CWPO体系中污泥炭催化降解头孢氨苄废水

  • 1. 太原理工大学环境科学与工程学院, 太原, 030024;

  • 2. 中国辐射防护研究院, 太原, 030024;

  • 3. 山西晋环科源环境资源科技有限公司, 太原, 030024;

  • 4. 北京石油化工学院, 燃料清洁化及高效催化减排技术北京市重点实验室, 北京, 102617

    • 通讯作者: 马磊, E-mail: malei@bipt.edu.cn
  • 基金项目:

    山西省重点研发计划(201803D31003)和山西省自然科学基金(201901D211029)资助.
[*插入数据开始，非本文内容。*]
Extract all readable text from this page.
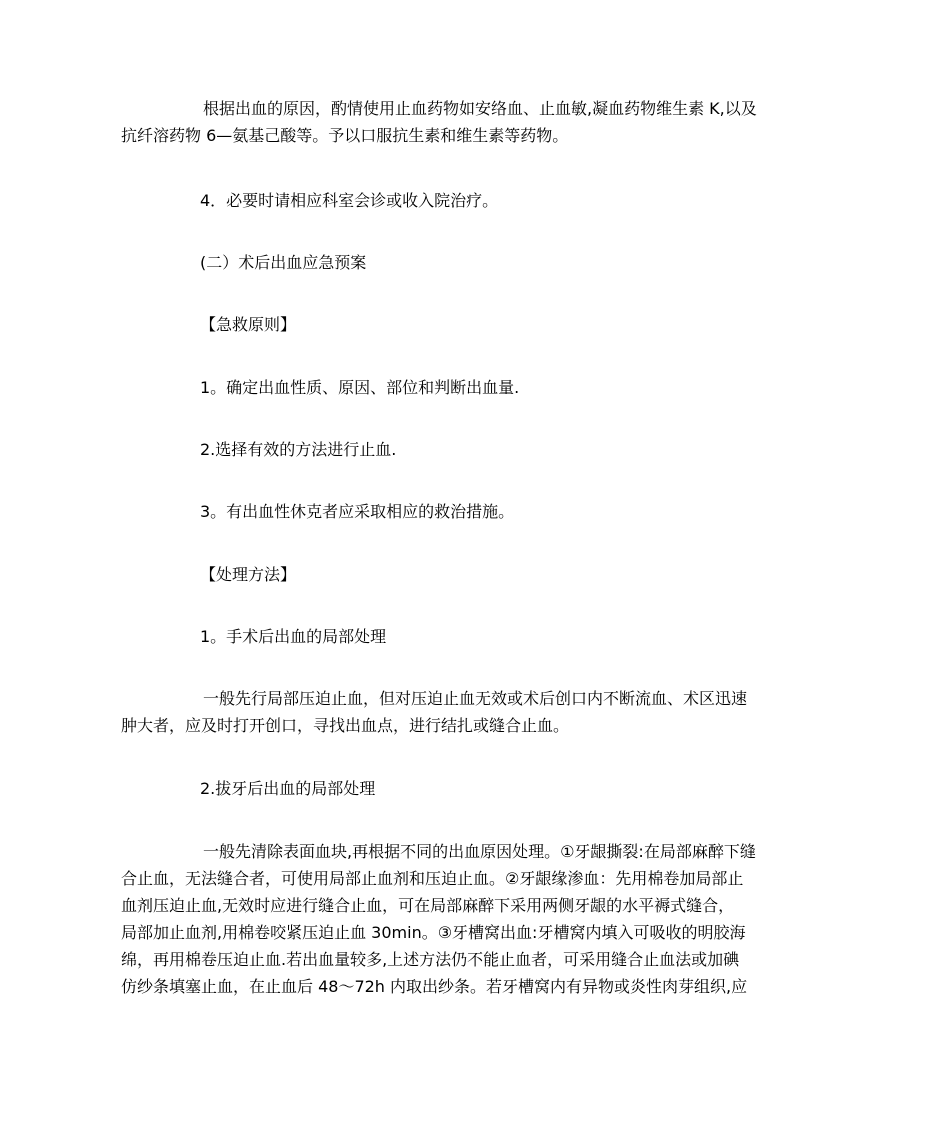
根据出血的原因，酌情使用止血药物如安络血、止血敏,凝血药物维生素 K,以及
抗纤溶药物 6—氨基己酸等。予以口服抗生素和维生素等药物。

4．必要时请相应科室会诊或收入院治疗。

(二）术后出血应急预案

【急救原则】

1。确定出血性质、原因、部位和判断出血量.

2.选择有效的方法进行止血.

3。有出血性休克者应采取相应的救治措施。

【处理方法】

1。手术后出血的局部处理

一般先行局部压迫止血，但对压迫止血无效或术后创口内不断流血、术区迅速
肿大者，应及时打开创口，寻找出血点，进行结扎或缝合止血。

2.拔牙后出血的局部处理

一般先清除表面血块,再根据不同的出血原因处理。①牙龈撕裂:在局部麻醉下缝
合止血，无法缝合者，可使用局部止血剂和压迫止血。②牙龈缘渗血：先用棉卷加局部止
血剂压迫止血,无效时应进行缝合止血，可在局部麻醉下采用两侧牙龈的水平褥式缝合，
局部加止血剂,用棉卷咬紧压迫止血 30min。③牙槽窝出血:牙槽窝内填入可吸收的明胶海
绵，再用棉卷压迫止血.若出血量较多,上述方法仍不能止血者，可采用缝合止血法或加碘
仿纱条填塞止血，在止血后 48～72h 内取出纱条。若牙槽窝内有异物或炎性肉芽组织,应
Catalytic wet peroxide oxidation of wastewater containing cephalexin with sludge derived carbon catalyst

  • 1. College of Environmental Science and Engineering, Taiyuan University of Technology, Taiyuan, 030024, China;

  • 2. China Institute for Radiation Protection, Taiyuan, 030024, China;

  • 3. Shanxi Jinhuankeyuan Environmental Resources Technology Co. Ltd, Taiyuan, 030024, China;

  • 4. Beijing Key Laboratory of Fuels Cleaning and Advanced Catalytic Emission Reduction Technology/College of Chemical Engineering, Beijing Institute of Petrochemical Technology, Beijing, 102617, China

    • Corresponding author: MA Lei, malei@bipt.edu.cn
  • Fund Project: Supported by Shanxi Key Program of Research and Development(201803D31003) and Natural Science Foundation of Shanxi Province (201901D211029).

  • 摘要: 通过加入正丁醇以共沸蒸馏法对剩余污泥进行脱水,再对污泥进行干燥、焙烧和改性得到污泥炭催化剂.将污泥炭催化剂用于催化湿式过氧化氢氧化体系,处理头孢氨苄废水.采用响应面法中的中心组合设计实验,考察反应温度、初始pH和过氧化氢投加量对TOC降解率的影响,反应温度和过氧化氢投加量具有显著交互作用.在最佳实验条件下(T=50℃、pH=3.00、H2O2=0.071 mol·L-1),TOC去除率为59%,接近预测的TOC去除率(60%),在95%的置信区间内,说明该模型可靠.SEM、TEM、TPD-MS、XPS和FT-IR等分析结果表明污泥炭表面存在纳米尺寸片状结构,这种结构中存在酚羟基、羰基、羧基等活性官能团和醌类结构,且ICP-OES、EDAX和57Fe穆斯堡尔谱等分析结果表明,污泥炭中含有不同价态的Fe,能有效地催化过氧化氢分解,将头孢氨苄转化为苯甲酸、丁二酮等小分子物质,再进一步完全氧化.
    Abstract: The dehydration of excess sludge was carried out by azeotropic distillation with the addition of n-butanol. Then, the sludge was dried, calcinated and modified successively for preparing sludge derived carbon catalyst which was applied to treating the wastewater containing cephalexin in catalytic wet peroxide oxidation (CWPO) process. The effects of reaction temperature, initial pH and hydrogen peroxide dosage on TOC removal rate were investigated by the central composite design (CCD) of response surface methodology. The result indicated that reaction temperature interacted with hydrogen peroxide dosage significantly. Under the optimal experimental condition (T=50 ℃, pH=3.0 and H2O2=0.071 mol·L-1), TOC removal rate (59%) was close to the predicted value (60%), showing the reliability of this model. By the analysis of SEM, TEM, TPD-MS, XPS and FT-IR, it was found that nano-size sheet structure which contained the functional groups (phenolic hydroxyl, carbonyl and carboxyl) and quinones existed on the surface of sludge derived carbon. The analysis of ICP-OES, EDAX and 57Fe Mössbauer spectroscopy proved the presence of iron with different valences in sludge derived carbon. These findings confirmed that the catalyst could efficiently convert cephalexin into small molecules such as benzoic acid and butyl diketone which were then oxidized completely.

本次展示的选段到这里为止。